The constructor optionally takes existing words as input and examines them with
[`Traits#examine()`](#traitsexamine). The resulting characteristics are assigned to the newly created Traits object. Words must consist of known glyphs, as
defined by the default
[sound sets](https://github.com/Mitranim/foliant/blob/master/src/index.js#L463)
or by custom sets assigned to a traits object (see below). If an invalid word
is encountered, an error is thrown.

The optional fields `knownSounds` and `knownVowels` specify custom sets of
sounds and vowels. This lets you use `foliant` with any character set,
including non-Latin alphabets.

#### `Traits#examine()`

Analyses the given words and merges their characteristics into self.

```javascript
var traits = new Traits()
traits.examine(['mountain', 'waterfall', 'grotto'])
```

By default, this uses the sets of known sounds and vowels defined in
[index.js](https://github.com/Mitranim/foliant/blob/master/src/index.js#L463).
This includes the 26 letters of the standard US English alphabet and some
common digraphs like `th`, which are treated as single phonemes.

However, `foliant` is language-independent. Assign custom `knownSounds` and
`knownVowels` to teach it a sound system of your choosing. It can be Greek or
Cyrillic or Elvish or Clingon — doesn't matter as long as the given sounds and
vowels cover the words in your input. Refer to
[index.js](https://github.com/Mitranim/foliant/blob/master/src/index.js#L463)
as an example.

Here's how to teach it Greek:

```javascript
var traits = new Traits()

traits.knownSounds = new Traits.StringSet([
'α', 'β', 'γ', 'δ', 'ε', 'ζ', 'η', 'θ', 'ι', 'κ', 'λ', 'μ',
'ν', 'ξ', 'ο', 'π', 'ρ', 'σ', 'ς', 'τ', 'υ', 'φ', 'χ', 'ψ', 'ω'
])

traits.knownVowels = new Traits.StringSet([
'α', 'ε', 'η', 'ι', 'ο', 'υ', 'ω'
])

traits.examine(['ελ', 'διδασκω', 'ελληνικο', 'αλφαβητο'])

var gen = traits.generator()
for (var word = gen(); word != ''; word = gen()) {
console.log(word)
}

// ιδαλφ
// κο
// ηνικο
// ...
```

#### `Traits#generator()`

Creates a generator function that yields a new random synthetic word on each
call. The words are guaranteed to never repeat, and to be randomly distributed
across the total set of possible words for these traits.

After a generator is exhausted, subsequent calls return `''`.

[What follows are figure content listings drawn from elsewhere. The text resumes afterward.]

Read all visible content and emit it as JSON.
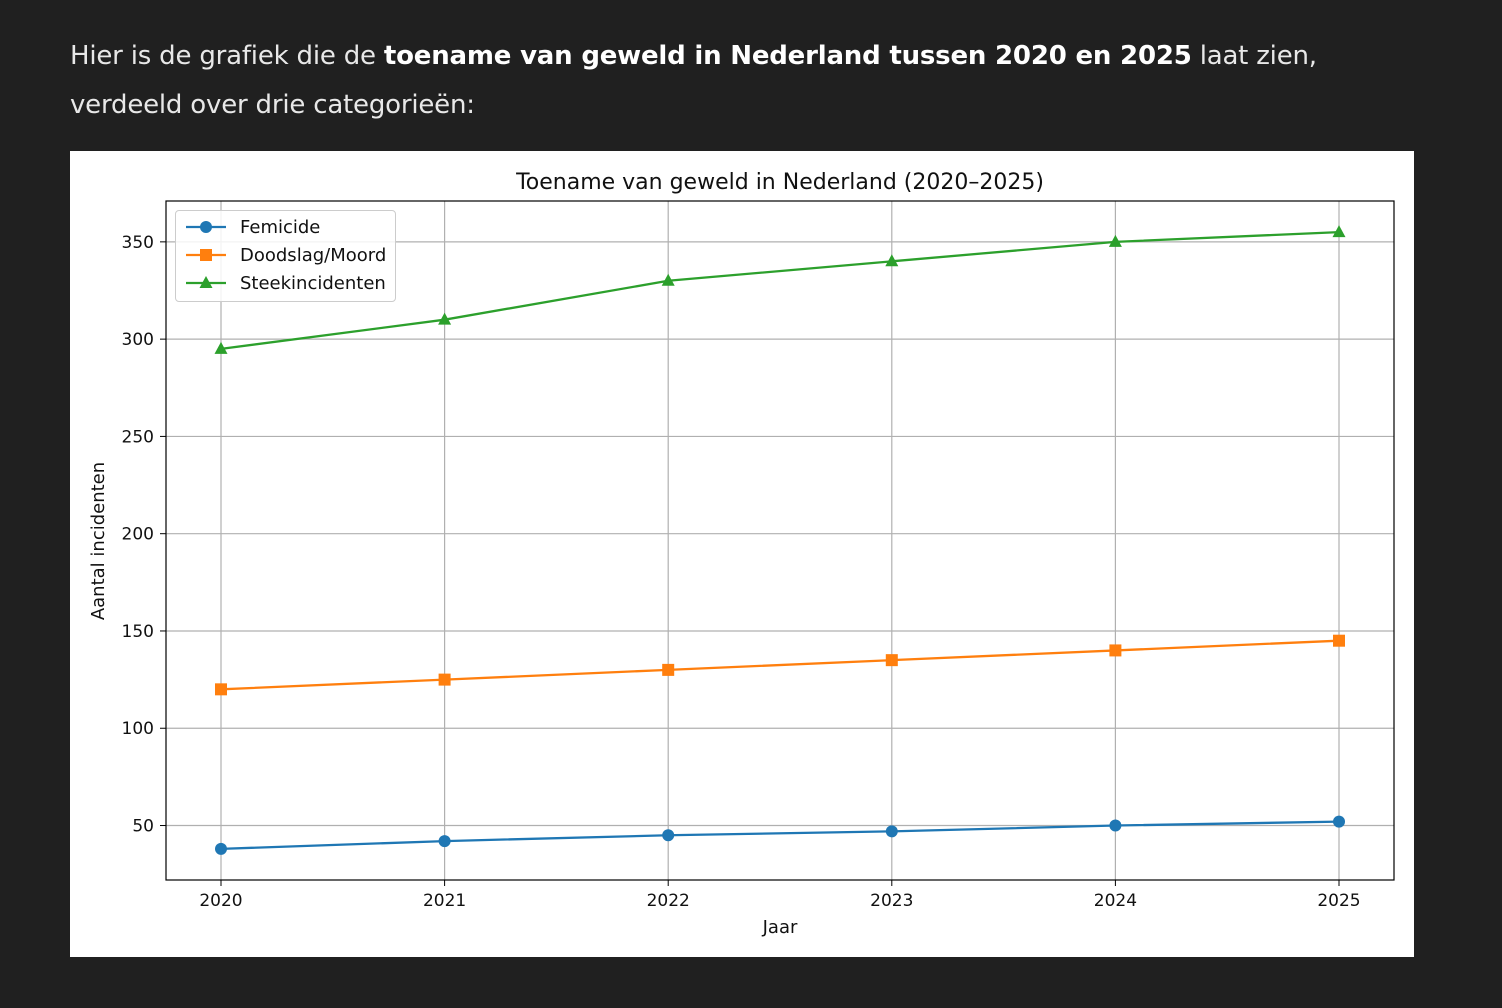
{
  "intro": {
    "prefix": "Hier is de grafiek die de ",
    "bold": "toename van geweld in Nederland tussen 2020 en 2025",
    "suffix": " laat zien, verdeeld over drie categorieën:"
  },
  "chart_data": {
    "type": "line",
    "title": "Toename van geweld in Nederland (2020–2025)",
    "xlabel": "Jaar",
    "ylabel": "Aantal incidenten",
    "x": [
      2020,
      2021,
      2022,
      2023,
      2024,
      2025
    ],
    "yticks": [
      50,
      100,
      150,
      200,
      250,
      300,
      350
    ],
    "ylim": [
      22,
      371
    ],
    "grid": true,
    "legend_position": "top-left",
    "series": [
      {
        "name": "Femicide",
        "marker": "circle",
        "color": "#1f77b4",
        "values": [
          38,
          42,
          45,
          47,
          50,
          52
        ]
      },
      {
        "name": "Doodslag/Moord",
        "marker": "square",
        "color": "#ff7f0e",
        "values": [
          120,
          125,
          130,
          135,
          140,
          145
        ]
      },
      {
        "name": "Steekincidenten",
        "marker": "triangle",
        "color": "#2ca02c",
        "values": [
          295,
          310,
          330,
          340,
          350,
          355
        ]
      }
    ]
  }
}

A traits object is stateless, and `generator()` produces a completely new
generator on each call. Generators don't affect each other.

Generators are [lazy](https://en.wikipedia.org/wiki/Lazy_evaluation) and
individual calls are very fast, making foliant suitable for web clients and
Node.js servers. See [bench/index.bench.js](bench/index.bench.js).

```javascript
var traits = new Traits(['goblin', 'smoke'])
var gen = traits.generator()

var words = [], word
while (word = gen()) words.push(word)

console.log(words.join(' '))

// oblin smobli smoke goblin gobli moblin mobli
// this generator is exhausted
```

## ToDo / WIP

* Port more tests from the Go version, particularly the randomness test.
* In a large dataset, the last few words returned by a generator are too
similar; random distribution needs improvement.
* Consider restricting repeated triples in `Traits#validComplete()`.